A corporation can be incorporated in the state of Alaska to serve any lawful purpose.  In the state of Alaska, a corporation has all the powers of a natural person for carrying out its business activities.  The corporation can sue and be sued in its corporate name.  It has perpetual succession.  The corporation can buy, sell or otherwise acquire an interest in a real or personal property.  It can conduct business, carry on operations, and have offices and exercise the powers in a state, territory or district in possession of the United States, or in a foreign country.  It can appoint officers and agents of the corporation for various duties and fix their compensation.

The articles of incorporation should contain the name of the corporation.  It should contain the purpose of organization of the corporation, the address of the registered office and its agents, and also the classes of stock and shares.

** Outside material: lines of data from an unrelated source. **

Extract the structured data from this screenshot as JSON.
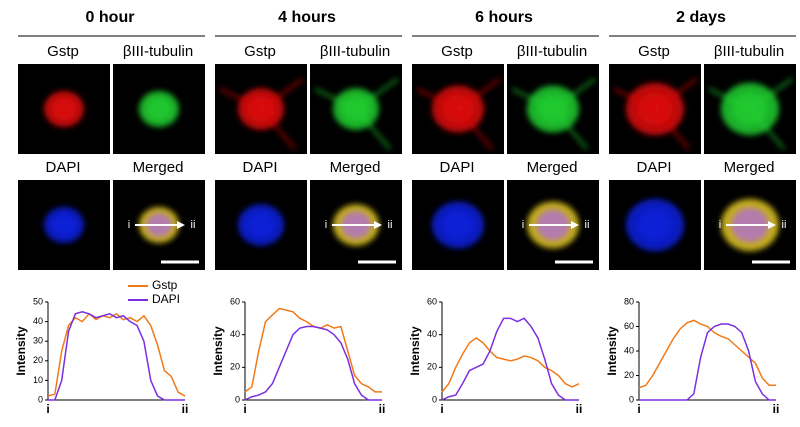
{
  "panels": [
    {
      "title": "0 hour",
      "labels": [
        "Gstp",
        "βIII-tubulin",
        "DAPI",
        "Merged"
      ],
      "arrow": [
        "i",
        "ii"
      ]
    },
    {
      "title": "4 hours",
      "labels": [
        "Gstp",
        "βIII-tubulin",
        "DAPI",
        "Merged"
      ],
      "arrow": [
        "i",
        "ii"
      ]
    },
    {
      "title": "6 hours",
      "labels": [
        "Gstp",
        "βIII-tubulin",
        "DAPI",
        "Merged"
      ],
      "arrow": [
        "i",
        "ii"
      ]
    },
    {
      "title": "2 days",
      "labels": [
        "Gstp",
        "βIII-tubulin",
        "DAPI",
        "Merged"
      ],
      "arrow": [
        "i",
        "ii"
      ]
    }
  ],
  "chart_data": [
    {
      "type": "line",
      "ylabel": "Intensity",
      "xstart": "i",
      "xend": "ii",
      "ylim": [
        0,
        50
      ],
      "yticks": [
        0,
        10,
        20,
        30,
        40,
        50
      ],
      "legend": "top-right",
      "series": [
        {
          "name": "Gstp",
          "color": "#f07a1a",
          "values": [
            2,
            3,
            25,
            38,
            42,
            40,
            44,
            41,
            43,
            42,
            44,
            41,
            42,
            40,
            43,
            38,
            28,
            15,
            12,
            4,
            2
          ]
        },
        {
          "name": "DAPI",
          "color": "#7b2fe0",
          "values": [
            0,
            0,
            10,
            35,
            44,
            45,
            44,
            42,
            43,
            44,
            42,
            43,
            40,
            38,
            30,
            10,
            2,
            0,
            0,
            0,
            0
          ]
        }
      ]
    },
    {
      "type": "line",
      "ylabel": "Intensity",
      "xstart": "i",
      "xend": "ii",
      "ylim": [
        0,
        60
      ],
      "yticks": [
        0,
        20,
        40,
        60
      ],
      "series": [
        {
          "color": "#f07a1a",
          "values": [
            5,
            8,
            30,
            48,
            52,
            56,
            55,
            54,
            50,
            48,
            45,
            44,
            46,
            44,
            45,
            30,
            15,
            10,
            8,
            5,
            5
          ]
        },
        {
          "color": "#7b2fe0",
          "values": [
            0,
            2,
            3,
            5,
            10,
            20,
            30,
            40,
            44,
            45,
            45,
            44,
            43,
            40,
            35,
            25,
            10,
            3,
            0,
            0,
            0
          ]
        }
      ]
    },
    {
      "type": "line",
      "ylabel": "Intensity",
      "xstart": "i",
      "xend": "ii",
      "ylim": [
        0,
        60
      ],
      "yticks": [
        0,
        20,
        40,
        60
      ],
      "series": [
        {
          "color": "#f07a1a",
          "values": [
            5,
            10,
            20,
            28,
            35,
            38,
            35,
            30,
            26,
            25,
            24,
            25,
            27,
            26,
            24,
            20,
            18,
            15,
            10,
            8,
            10
          ]
        },
        {
          "color": "#7b2fe0",
          "values": [
            0,
            2,
            3,
            10,
            18,
            20,
            22,
            30,
            42,
            50,
            50,
            48,
            50,
            45,
            38,
            25,
            10,
            3,
            0,
            0,
            0
          ]
        }
      ]
    },
    {
      "type": "line",
      "ylabel": "Intensity",
      "xstart": "i",
      "xend": "ii",
      "ylim": [
        0,
        80
      ],
      "yticks": [
        0,
        20,
        40,
        60,
        80
      ],
      "series": [
        {
          "color": "#f07a1a",
          "values": [
            10,
            12,
            20,
            30,
            40,
            50,
            58,
            63,
            65,
            62,
            60,
            55,
            52,
            50,
            45,
            40,
            35,
            30,
            18,
            12,
            12
          ]
        },
        {
          "color": "#7b2fe0",
          "values": [
            0,
            0,
            0,
            0,
            0,
            0,
            0,
            0,
            5,
            35,
            55,
            60,
            62,
            62,
            60,
            55,
            40,
            15,
            5,
            0,
            0
          ]
        }
      ]
    }
  ]
}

The name of the corporation should have in full or abbreviation, any of the words “corporation”, “company”, “incorporated”, or “limited.”  The name should not contain any word such as “city”, “borough”, or “village” or otherwise imply that the corporation is a municipality.  The corporation’s name should not be deceptively similar to the name of another corporation incorporated in the same state.

A corporation is incorporated by one or more natural persons who have completed the age of 18.  This is done by signing the articles of incorporation and delivering it to the concerned government agency.

Once the corporation gains existence, an organizational meeting is conducted by the incorporators or the board of directors.  It can be held inside or outside Alaska.  This meeting is essential, primarily for adopting the bylaws for the corporation and to elect directors.  The meeting shall be conducted after 20 days notice.

Bylaws prescribe the rules for daily administration and running of the corporation.  The power of adoption, amendment, or repeal is vested with the shareholders or the board of directors as restricted by the articles of incorporation.  The bylaws must state the number of directors of the corporation.  If the articles of incorporation provide for the number of directors, it may only be changed by an amendment to the articles.

Generally, meetings of the shareholders are to be held inside or outside the state of Alaska.  If there is no special provision providing for a meeting place, it shall be held at the registered office of the corporation.  Meetings of the shareholders are to be held annually.  In case the annual meeting is not held in 13 months, the superior Court can order a meeting on application from the shareholders.

The rules for formation and governance of corporations are prescribed by the Alaska Corporations Code.